Parking Teams That Rival Aircraft Carrier Flight Crews
I wasn’t with the hordes of young people who watched Top Gun, went and bought a pair of aviators, and joined the Air Force. Flying planes didn’t interest me, but the high-powered glow sticks that the aircraft marshals carry were too cool to pass up. So I joined the team that every church-going, Junior High boy with too much energy for his own good ends up on: the vehicle marshals.
Being a vehicle marshal (AKA parking team member) is one of the most prestigious jobs you could have on a Sunday morning (slightly below greeter ninjas). But the marshals don’t live by standard protocol. A good parking team operates like the flight deck crew of an aircraft carrier to keep church members from hating each other. But how do you compete with all of the Tom Cruise fanboys to score a spot on this team?

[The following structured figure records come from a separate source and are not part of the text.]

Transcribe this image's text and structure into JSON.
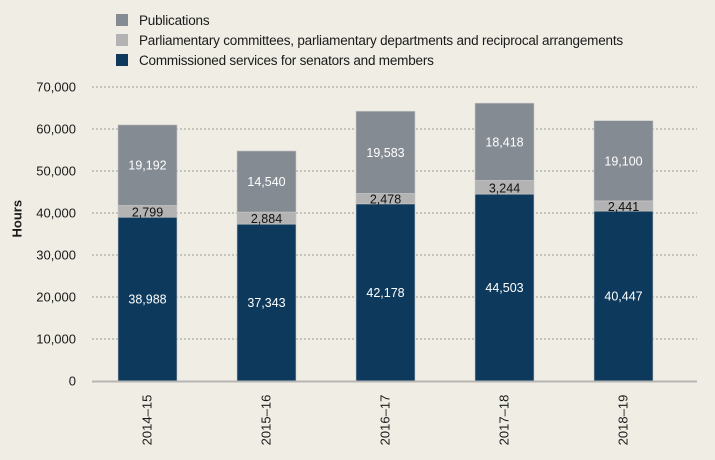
{
  "chart_data": {
    "type": "bar",
    "stacked": true,
    "title": "",
    "xlabel": "",
    "ylabel": "Hours",
    "ylim": [
      0,
      70000
    ],
    "yticks": [
      0,
      10000,
      20000,
      30000,
      40000,
      50000,
      60000,
      70000
    ],
    "ytick_labels": [
      "0",
      "10,000",
      "20,000",
      "30,000",
      "40,000",
      "50,000",
      "60,000",
      "70,000"
    ],
    "grid": "horizontal dotted",
    "legend_position": "top-left",
    "categories": [
      "2014–15",
      "2015–16",
      "2016–17",
      "2017–18",
      "2018–19"
    ],
    "series": [
      {
        "name": "Commissioned services for senators and members",
        "color": "#0d3a5c",
        "label_color": "#ffffff",
        "values": [
          38988,
          37343,
          42178,
          44503,
          40447
        ],
        "labels": [
          "38,988",
          "37,343",
          "42,178",
          "44,503",
          "40,447"
        ]
      },
      {
        "name": "Parliamentary committees, parliamentary departments and reciprocal arrangements",
        "color": "#b3b3b3",
        "label_color": "#111111",
        "values": [
          2799,
          2884,
          2478,
          3244,
          2441
        ],
        "labels": [
          "2,799",
          "2,884",
          "2,478",
          "3,244",
          "2,441"
        ]
      },
      {
        "name": "Publications",
        "color": "#858b93",
        "label_color": "#ffffff",
        "values": [
          19192,
          14540,
          19583,
          18418,
          19100
        ],
        "labels": [
          "19,192",
          "14,540",
          "19,583",
          "18,418",
          "19,100"
        ]
      }
    ],
    "legend_order": [
      2,
      1,
      0
    ]
  }
}
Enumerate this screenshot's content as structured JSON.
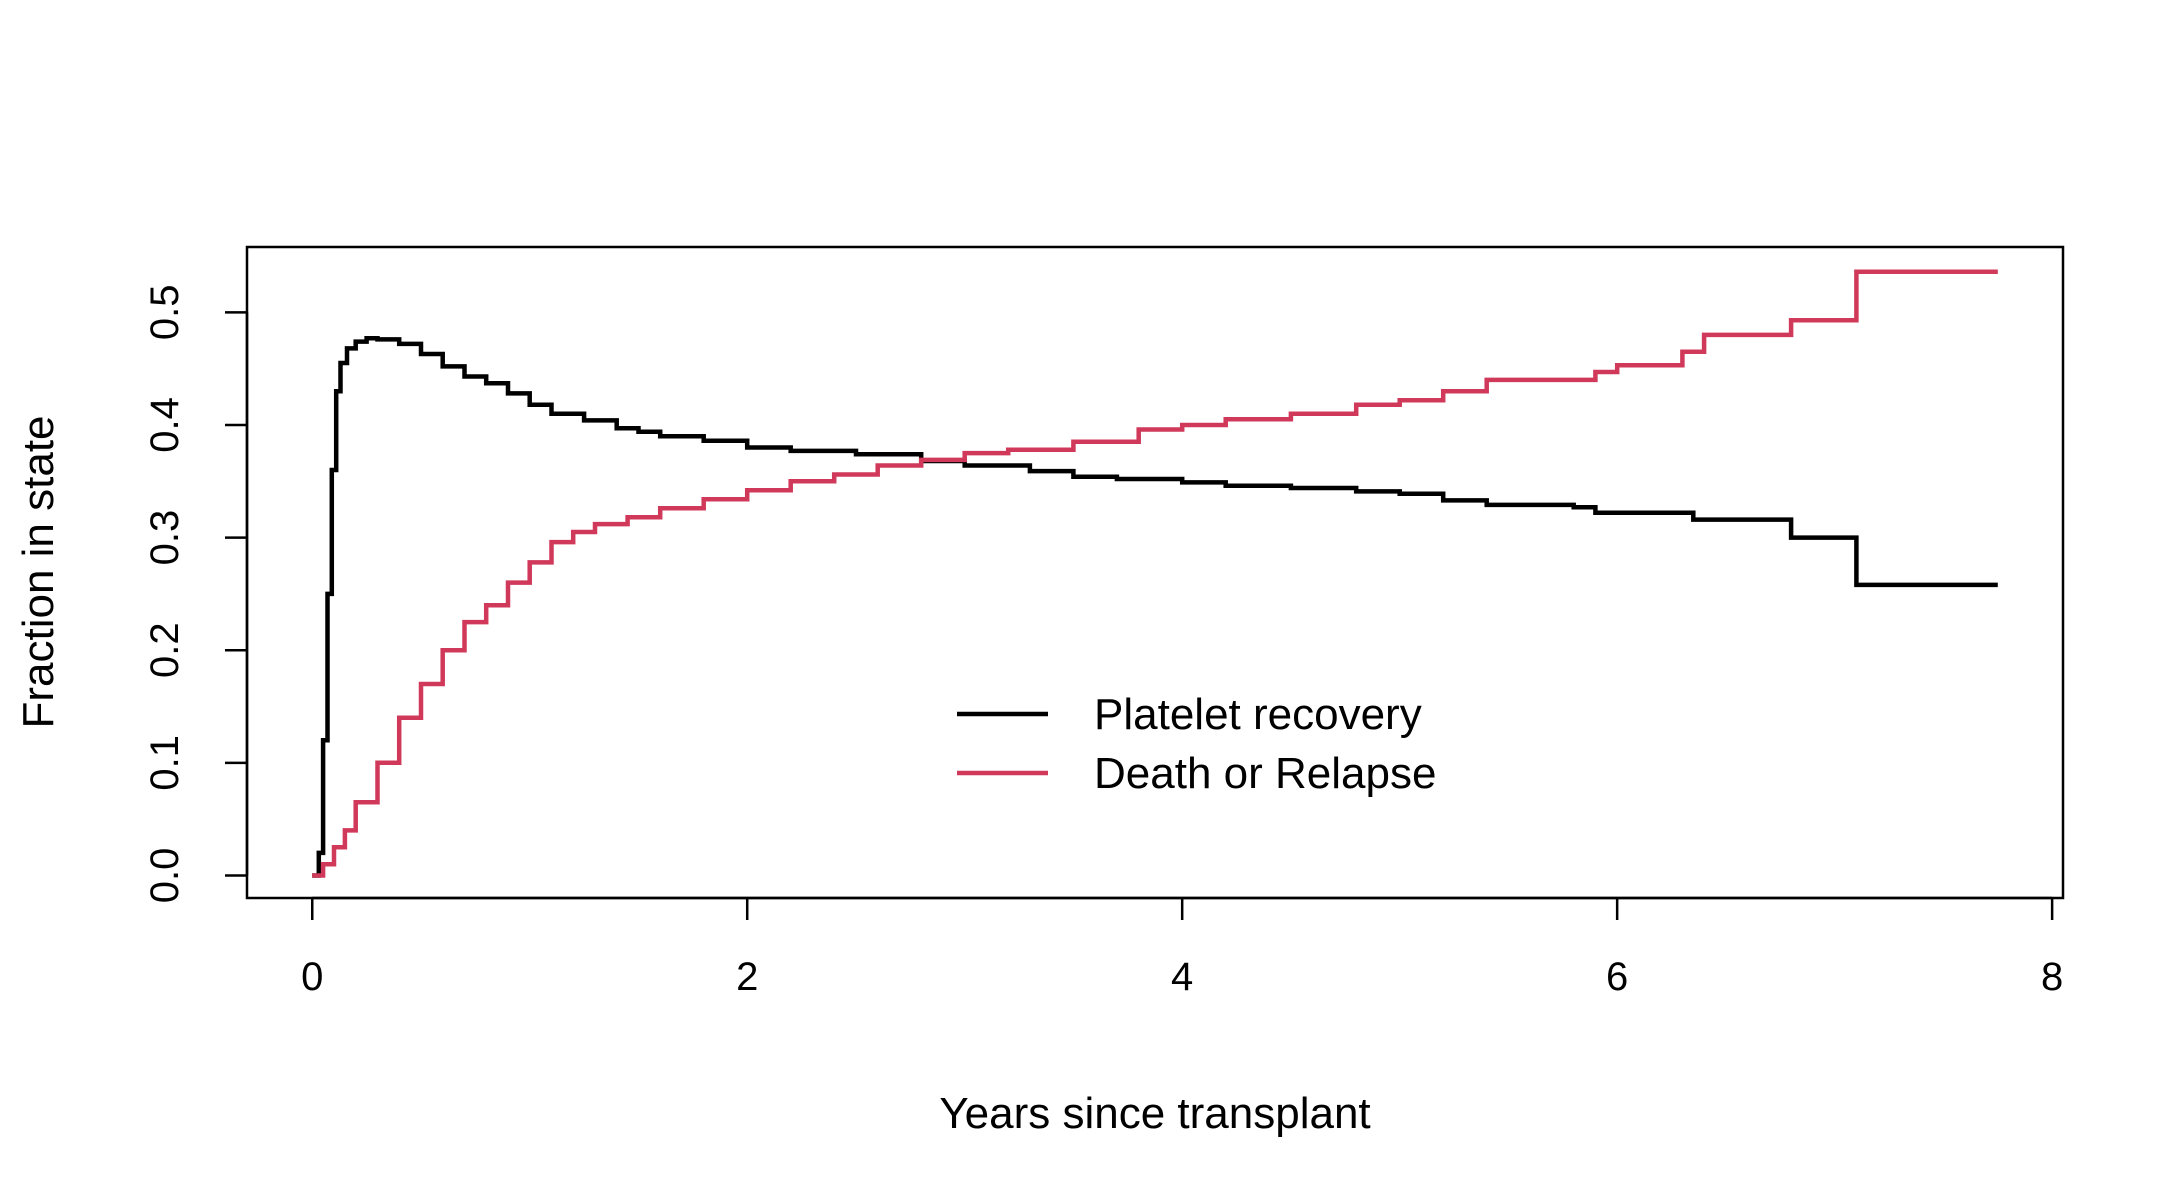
{
  "chart_data": {
    "type": "line",
    "title": "",
    "xlabel": "Years since transplant",
    "ylabel": "Fraction in state",
    "xlim": [
      -0.3,
      8.05
    ],
    "ylim": [
      -0.02,
      0.558
    ],
    "xticks": [
      0,
      2,
      4,
      6,
      8
    ],
    "yticks": [
      0.0,
      0.1,
      0.2,
      0.3,
      0.4,
      0.5
    ],
    "xtick_labels": [
      "0",
      "2",
      "4",
      "6",
      "8"
    ],
    "ytick_labels": [
      "0.0",
      "0.1",
      "0.2",
      "0.3",
      "0.4",
      "0.5"
    ],
    "grid": false,
    "legend_position": "center-bottom",
    "series": [
      {
        "name": "Platelet recovery",
        "color": "#000000",
        "step": true,
        "points": [
          [
            0,
            0
          ],
          [
            0.03,
            0.02
          ],
          [
            0.05,
            0.12
          ],
          [
            0.07,
            0.25
          ],
          [
            0.09,
            0.36
          ],
          [
            0.11,
            0.43
          ],
          [
            0.13,
            0.455
          ],
          [
            0.16,
            0.468
          ],
          [
            0.2,
            0.474
          ],
          [
            0.25,
            0.477
          ],
          [
            0.3,
            0.476
          ],
          [
            0.4,
            0.472
          ],
          [
            0.5,
            0.463
          ],
          [
            0.6,
            0.452
          ],
          [
            0.7,
            0.443
          ],
          [
            0.8,
            0.437
          ],
          [
            0.9,
            0.428
          ],
          [
            1.0,
            0.418
          ],
          [
            1.1,
            0.41
          ],
          [
            1.25,
            0.404
          ],
          [
            1.4,
            0.397
          ],
          [
            1.5,
            0.394
          ],
          [
            1.6,
            0.39
          ],
          [
            1.8,
            0.386
          ],
          [
            2.0,
            0.38
          ],
          [
            2.2,
            0.377
          ],
          [
            2.5,
            0.374
          ],
          [
            2.8,
            0.368
          ],
          [
            3.0,
            0.364
          ],
          [
            3.3,
            0.359
          ],
          [
            3.5,
            0.354
          ],
          [
            3.7,
            0.352
          ],
          [
            4.0,
            0.349
          ],
          [
            4.2,
            0.346
          ],
          [
            4.5,
            0.344
          ],
          [
            4.8,
            0.341
          ],
          [
            5.0,
            0.339
          ],
          [
            5.2,
            0.333
          ],
          [
            5.4,
            0.329
          ],
          [
            5.8,
            0.327
          ],
          [
            5.9,
            0.322
          ],
          [
            6.35,
            0.316
          ],
          [
            6.8,
            0.3
          ],
          [
            7.1,
            0.258
          ],
          [
            7.75,
            0.258
          ]
        ]
      },
      {
        "name": "Death or Relapse",
        "color": "#D1395A",
        "step": true,
        "points": [
          [
            0,
            0
          ],
          [
            0.05,
            0.01
          ],
          [
            0.1,
            0.025
          ],
          [
            0.15,
            0.04
          ],
          [
            0.2,
            0.065
          ],
          [
            0.3,
            0.1
          ],
          [
            0.4,
            0.14
          ],
          [
            0.5,
            0.17
          ],
          [
            0.6,
            0.2
          ],
          [
            0.7,
            0.225
          ],
          [
            0.8,
            0.24
          ],
          [
            0.9,
            0.26
          ],
          [
            1.0,
            0.278
          ],
          [
            1.1,
            0.296
          ],
          [
            1.2,
            0.305
          ],
          [
            1.3,
            0.312
          ],
          [
            1.45,
            0.318
          ],
          [
            1.6,
            0.326
          ],
          [
            1.8,
            0.334
          ],
          [
            2.0,
            0.342
          ],
          [
            2.2,
            0.35
          ],
          [
            2.4,
            0.356
          ],
          [
            2.6,
            0.364
          ],
          [
            2.8,
            0.369
          ],
          [
            3.0,
            0.375
          ],
          [
            3.2,
            0.378
          ],
          [
            3.5,
            0.385
          ],
          [
            3.8,
            0.396
          ],
          [
            4.0,
            0.4
          ],
          [
            4.2,
            0.405
          ],
          [
            4.5,
            0.41
          ],
          [
            4.8,
            0.418
          ],
          [
            5.0,
            0.422
          ],
          [
            5.2,
            0.43
          ],
          [
            5.4,
            0.44
          ],
          [
            5.9,
            0.447
          ],
          [
            6.0,
            0.453
          ],
          [
            6.3,
            0.465
          ],
          [
            6.4,
            0.48
          ],
          [
            6.8,
            0.493
          ],
          [
            7.1,
            0.536
          ],
          [
            7.75,
            0.536
          ]
        ]
      }
    ]
  }
}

There are 5 possible positions you can gun for, each with a specific skill-set:
1. The landing/take-off signaler.
You’ve got to have the “reverse power-strum” down. Plant your feet in a wide stance in a very visible location. Now point in the direction you want the cars to go and swing your other arm in a continuous full-circle. This move gets its name from the scene in “School of Rock” where Jack Black teaches the insecure kid how to really rip on the guitar. You’ll need it if you’re going to quickly direct cars through a megachurch parking lot.
2. The tower.
You’ve got to spot visitors and elderly people so that you can send them to the right parking spot or send the golf cart guy to pick them up. If you mess up, people will surely leave the church thinking you steal the visitor parking for personal use.
3. The radio man.
I went to a conference where the entire staff had those cool in-ear radios that police officers wear. You should get one of these to keep in touch with the tower. “What’s that? Incoming visitor? No problem, I’ve got a basket of Skittles ready for them. Over.” Be sure that you know proper radio etiquette before you take this job. If you leave your crew hanging without an “over” your career is “over and out.”
4. The ground man.
You’ll direct lines of traffic just like you would planes getting ready to park or take off. If you need to stop a line of traffic, just make sure you shout, “You shall not pass,” rather than casting the “Immobulusas” spell. Christians are very fond of Lord of the Rings, not so much of Harry Potter.
5. Golf cart guy.
The equivalent of the guy who brings a ladder for the pilot. If your church has a large parking lot, you send in the golf cart. You’ll get orders from the tower when he spots a senior citizen or baby-toting family and you move in.
What positions does your church have to deal with the universal “Church Parking Lot Issue?”